Scubie Doo wrote:Agreed, nice dialogue regarding photography. I took a different approach to UW photography. I did not take up photography until I started diving. In fact, I did not own a camera until I started diving 5 years ago. I started with a Reef Master Mini and was very frustrated, my shots were terrible, because I could not tell what most of the critters were. About 50 dives later I bought a G10 and was amazed! Not at my talent, but at the fact I could show people what I saw. I went through 250 dives and 2-1/2 years shooting with the G10 and got some nice results. My initial goal was to document the critters I saw and show friends and family the cool things underwater. Once I got strobes (a huge difference), I began to get a bit more artistic and quickly "outgrew" my G10. I wanted crisper shots and more flexibility in my shooting. I have been shooting with the Canon 5d for about 1-1/2 years now and really enjoy it. Now I am trying to get different variations in my shots. However, there are some of my old G10 shots that are still my favorites (as Mr. Bailey mentions). After 4 years of UW photography and photography in general, my philosophy is shoot want you want to. If you want to simply document what you have seen, by the gear that fits your budget and shoot away. If you want to build a website, enter contests, get published, you can with a point and shoot; it will be a little more challenging. But again, get what you can and shoot away.
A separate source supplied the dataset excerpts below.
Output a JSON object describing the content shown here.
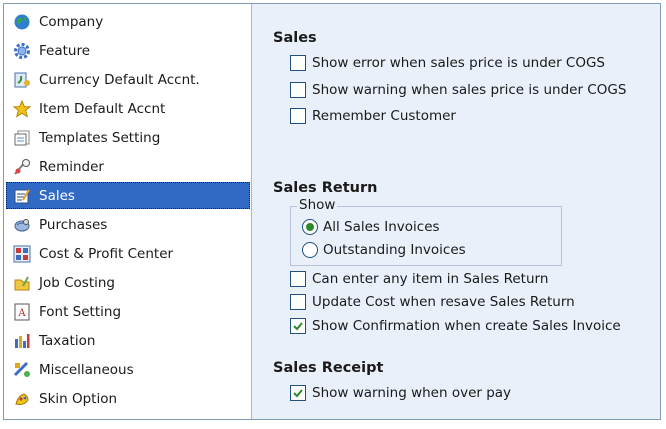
{
  "sidebar": {
    "items": [
      {
        "label": "Company",
        "icon": "globe-icon"
      },
      {
        "label": "Feature",
        "icon": "gear-icon"
      },
      {
        "label": "Currency Default Accnt.",
        "icon": "currency-icon"
      },
      {
        "label": "Item Default Accnt",
        "icon": "star-icon"
      },
      {
        "label": "Templates Setting",
        "icon": "templates-icon"
      },
      {
        "label": "Reminder",
        "icon": "reminder-icon"
      },
      {
        "label": "Sales",
        "icon": "sales-icon",
        "selected": true
      },
      {
        "label": "Purchases",
        "icon": "purchases-icon"
      },
      {
        "label": "Cost & Profit Center",
        "icon": "grid-icon"
      },
      {
        "label": "Job Costing",
        "icon": "job-costing-icon"
      },
      {
        "label": "Font Setting",
        "icon": "font-icon"
      },
      {
        "label": "Taxation",
        "icon": "taxation-icon"
      },
      {
        "label": "Miscellaneous",
        "icon": "miscellaneous-icon"
      },
      {
        "label": "Skin Option",
        "icon": "skin-icon"
      }
    ]
  },
  "sales": {
    "title": "Sales",
    "options": [
      {
        "label": "Show error when sales price is under COGS",
        "checked": false
      },
      {
        "label": "Show warning when sales price is under COGS",
        "checked": false
      },
      {
        "label": "Remember Customer",
        "checked": false
      }
    ]
  },
  "sales_return": {
    "title": "Sales Return",
    "show_group": {
      "legend": "Show",
      "options": [
        {
          "label": "All Sales Invoices",
          "selected": true
        },
        {
          "label": "Outstanding Invoices",
          "selected": false
        }
      ]
    },
    "options": [
      {
        "label": "Can enter any item in Sales Return",
        "checked": false
      },
      {
        "label": "Update Cost when resave Sales Return",
        "checked": false
      },
      {
        "label": "Show Confirmation when create Sales Invoice",
        "checked": true
      }
    ]
  },
  "sales_receipt": {
    "title": "Sales Receipt",
    "options": [
      {
        "label": "Show warning when over pay",
        "checked": true
      }
    ]
  },
  "colors": {
    "selection": "#316ac5",
    "panel_bg": "#e9f0fa",
    "check_mark": "#2a8a2a"
  }
}
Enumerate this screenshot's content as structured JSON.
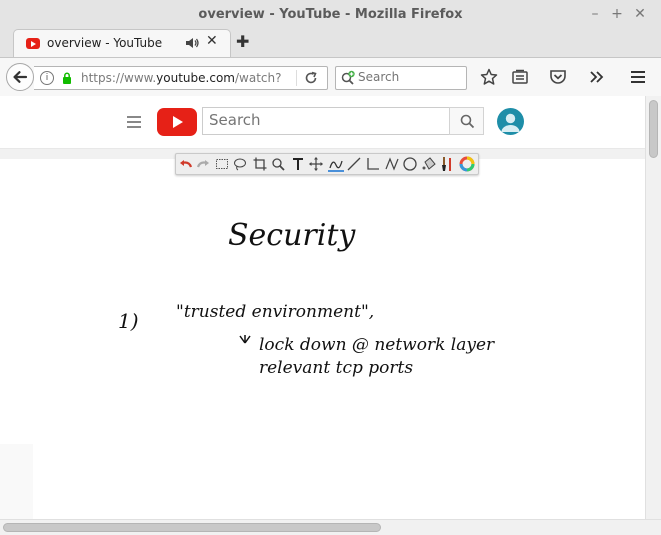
{
  "window": {
    "title": "overview - YouTube - Mozilla Firefox",
    "controls": {
      "minimize": "–",
      "maximize": "+",
      "close": "✕"
    }
  },
  "tab": {
    "title": "overview - YouTube",
    "favicon": "youtube-icon",
    "audio_icon": "speaker-icon",
    "close": "✕"
  },
  "new_tab": "✚",
  "navbar": {
    "url_host_prefix": "https://www.",
    "url_host": "youtube.com",
    "url_path": "/watch?",
    "search_placeholder": "Search"
  },
  "youtube": {
    "search_placeholder": "Search",
    "brand_color": "#e62117",
    "avatar_color": "#1e8ea8"
  },
  "whiteboard": {
    "heading": "Security",
    "item_number": "1)",
    "item_text": "\"trusted environment\",",
    "note_line_1": "lock down @ network layer",
    "note_line_2": "relevant tcp ports",
    "toolbar_tools": [
      "undo-icon",
      "redo-icon",
      "rectangle-select-icon",
      "lasso-icon",
      "crop-icon",
      "zoom-icon",
      "text-icon",
      "move-icon",
      "pen-icon",
      "line-icon",
      "rectangle-icon",
      "polyline-icon",
      "ellipse-icon",
      "fill-icon",
      "brush-icon",
      "color-wheel-icon"
    ]
  },
  "colors": {
    "toolbar_bg": "#f7f7f7",
    "titlebar_bg": "#e4e4e4",
    "accent_blue": "#4a90d9"
  }
}
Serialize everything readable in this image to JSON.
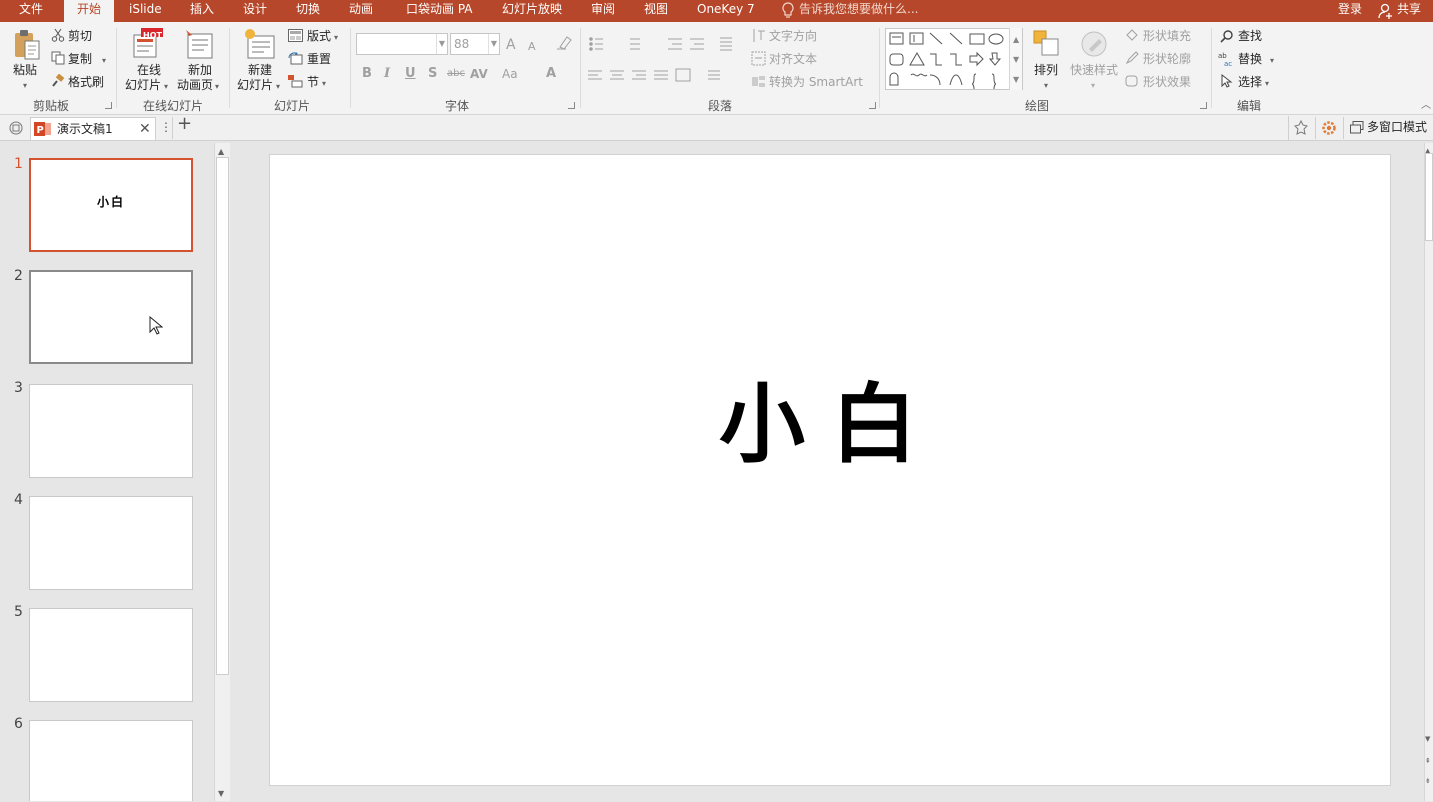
{
  "app": {
    "accent_color": "#b7472a",
    "selected_color": "#d35230"
  },
  "menubar": {
    "tabs": [
      {
        "label": "文件"
      },
      {
        "label": "开始"
      },
      {
        "label": "iSlide"
      },
      {
        "label": "插入"
      },
      {
        "label": "设计"
      },
      {
        "label": "切换"
      },
      {
        "label": "动画"
      },
      {
        "label": "口袋动画 PA"
      },
      {
        "label": "幻灯片放映"
      },
      {
        "label": "审阅"
      },
      {
        "label": "视图"
      },
      {
        "label": "OneKey 7"
      }
    ],
    "active_tab": "开始",
    "tell_me": "告诉我您想要做什么...",
    "login": "登录",
    "share": "共享"
  },
  "ribbon": {
    "clipboard": {
      "group_label": "剪贴板",
      "paste": "粘贴",
      "cut": "剪切",
      "copy": "复制",
      "format_painter": "格式刷"
    },
    "online_slides": {
      "group_label": "在线幻灯片",
      "online_line1": "在线",
      "online_line2": "幻灯片",
      "hot_badge": "HOT",
      "new_anim_line1": "新加",
      "new_anim_line2": "动画页"
    },
    "slides": {
      "group_label": "幻灯片",
      "new_line1": "新建",
      "new_line2": "幻灯片",
      "layout": "版式",
      "reset": "重置",
      "section": "节"
    },
    "font": {
      "group_label": "字体",
      "font_name": "",
      "font_size": "88",
      "bold": "B",
      "italic": "I",
      "underline": "U",
      "shadow": "S",
      "strike": "abc",
      "spacing": "AV",
      "case": "Aa",
      "color": "A",
      "grow": "A",
      "shrink": "A"
    },
    "paragraph": {
      "group_label": "段落",
      "text_direction": "文字方向",
      "align_text": "对齐文本",
      "convert_smartart": "转换为 SmartArt"
    },
    "drawing": {
      "group_label": "绘图",
      "arrange": "排列",
      "quick_styles": "快速样式",
      "shape_fill": "形状填充",
      "shape_outline": "形状轮廓",
      "shape_effects": "形状效果"
    },
    "editing": {
      "group_label": "编辑",
      "find": "查找",
      "replace": "替换",
      "select": "选择"
    }
  },
  "document_tab": {
    "title": "演示文稿1",
    "right_label": "多窗口模式"
  },
  "slides": [
    {
      "number": "1",
      "title": "小白"
    },
    {
      "number": "2",
      "title": ""
    },
    {
      "number": "3",
      "title": ""
    },
    {
      "number": "4",
      "title": ""
    },
    {
      "number": "5",
      "title": ""
    },
    {
      "number": "6",
      "title": ""
    }
  ],
  "current_slide": {
    "title": "小白"
  }
}
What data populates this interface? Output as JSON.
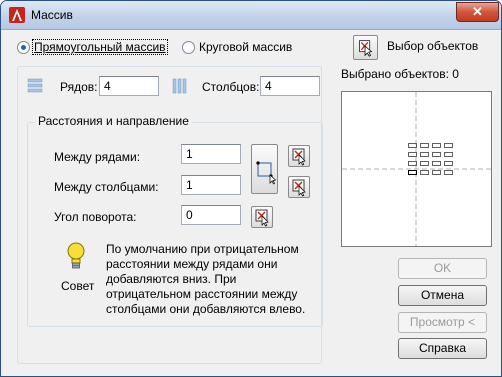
{
  "window": {
    "title": "Массив",
    "close": "✕"
  },
  "type": {
    "rect": {
      "label": "Прямоугольный массив",
      "selected": true
    },
    "polar": {
      "label": "Круговой массив",
      "selected": false
    }
  },
  "selection": {
    "button_label": "Выбор объектов",
    "count_text": "Выбрано объектов: 0"
  },
  "rows": {
    "label": "Рядов:",
    "value": "4"
  },
  "columns": {
    "label": "Столбцов:",
    "value": "4"
  },
  "offset_group": {
    "title": "Расстояния и направление",
    "row_offset": {
      "label": "Между рядами:",
      "value": "1"
    },
    "column_offset": {
      "label": "Между столбцами:",
      "value": "1"
    },
    "angle": {
      "label": "Угол поворота:",
      "value": "0"
    }
  },
  "tip": {
    "caption": "Совет",
    "text_lines": [
      "По умолчанию при отрицательном",
      "расстоянии между рядами они",
      "добавляются вниз. При",
      "отрицательном расстоянии между",
      "столбцами они добавляются влево."
    ]
  },
  "buttons": {
    "ok": "OK",
    "cancel": "Отмена",
    "preview": "Просмотр <",
    "help": "Справка"
  },
  "icons": {
    "app": "autocad-icon",
    "close": "close-icon",
    "select": "select-objects-icon",
    "rows": "rows-icon",
    "columns": "columns-icon",
    "pick_both": "pick-both-offsets-icon",
    "pick": "pick-icon",
    "tip": "lightbulb-icon"
  }
}
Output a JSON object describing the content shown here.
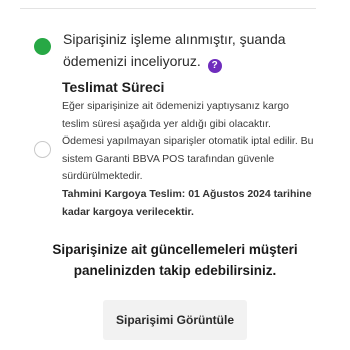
{
  "steps": {
    "received": {
      "text": "Siparişiniz işleme alınmıştır, şuanda ödemenizi inceliyoruz.",
      "help_icon": "?",
      "status_color": "#27a845"
    },
    "shipping": {
      "title": "Teslimat Süreci",
      "body": "Eğer siparişinize ait ödemenizi yaptıysanız kargo teslim süresi aşağıda yer aldığı gibi olacaktır. Ödemesi yapılmayan siparişler otomatik iptal edilir. Bu sistem Garanti BBVA POS tarafından güvenle sürdürülmektedir.",
      "eta": "Tahmini Kargoya Teslim: 01 Ağustos 2024 tarihine kadar kargoya verilecektir."
    }
  },
  "notice": "Siparişinize ait güncellemeleri müşteri panelinizden takip edebilirsiniz.",
  "actions": {
    "view_order_label": "Siparişimi Görüntüle"
  },
  "colors": {
    "accent_purple": "#6f2dbd",
    "success_green": "#27a845"
  }
}
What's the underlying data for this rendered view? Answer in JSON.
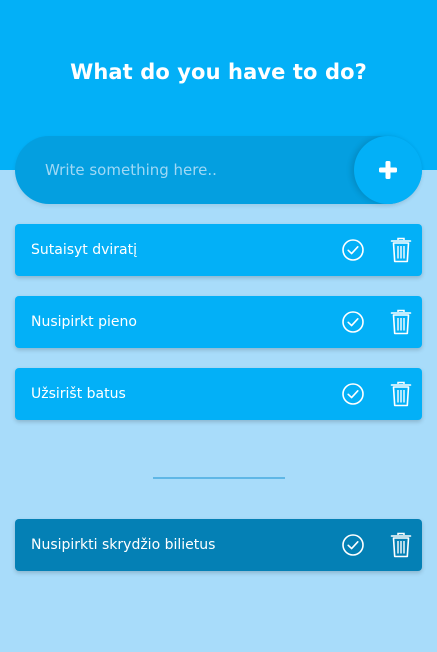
{
  "header": {
    "title": "What do you have to do?"
  },
  "input": {
    "placeholder": "Write something here..",
    "value": "",
    "add_icon": "plus-icon"
  },
  "todo": {
    "items": [
      {
        "label": "Sutaisyt dviratį"
      },
      {
        "label": "Nusipirkt pieno"
      },
      {
        "label": "Užsirišt batus"
      }
    ]
  },
  "completed": {
    "items": [
      {
        "label": "Nusipirkti skrydžio bilietus"
      }
    ]
  },
  "icons": {
    "complete": "check-circle-icon",
    "remove": "trash-icon"
  },
  "colors": {
    "header": "#03b0f7",
    "background": "#a8dcfa",
    "input_bar": "#049fe0",
    "card": "#03b0f7",
    "card_done": "#0480b5",
    "divider": "#5fb7e6"
  }
}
UW Photography is very difficult by itself. However, you are doing something very few people ever do. A small % of the population dives and an even smaller % takes photos. I love seeing any and all UW photos. I hate hearing people say, "I didn't post my pictures because they aren't good." I say BS. Getting an UW photo that you can recognize is a great feat. I love to see new critters or the excitement of someone who has just posted their first UW pics. Personally, I wish more people posted pics on the site, regardless of how they think they came out. UW Photography is difficult, there are a lot of factors/variables. When I first heard my wife say, "That's an octopus." I was ecstatic. I thought, she recognized the photo :-)
Anyway, happy diving and shooting. I can't wait to see the posts/photos/video from all the cool dives going on this weekend. Off to the San Juan Islands for me :-)
Norris wrote:In my opinion get a cheaper point and shoot to start. Just make sure that it supports macro photography as not having the strobe arms and all, you may want to stick to things you can shoot close up.
Having the cheaper point and shoot with housing also builds on your habits on how to care for something like this..i.e. did I check my oring lately, did I assure that my latches are secure, etc. The mistakes you make on a cheaper alternative might save you down the road.
So don't be discouraged that you want to take pictures but don't have a thousand dollars to throw down on a system. Get something simple and start with macro photography. Those nudis are really very good subjects for up close photography.
Linedog wrote:All I can say is that It's better to have Jeff behind the camera than in front of it.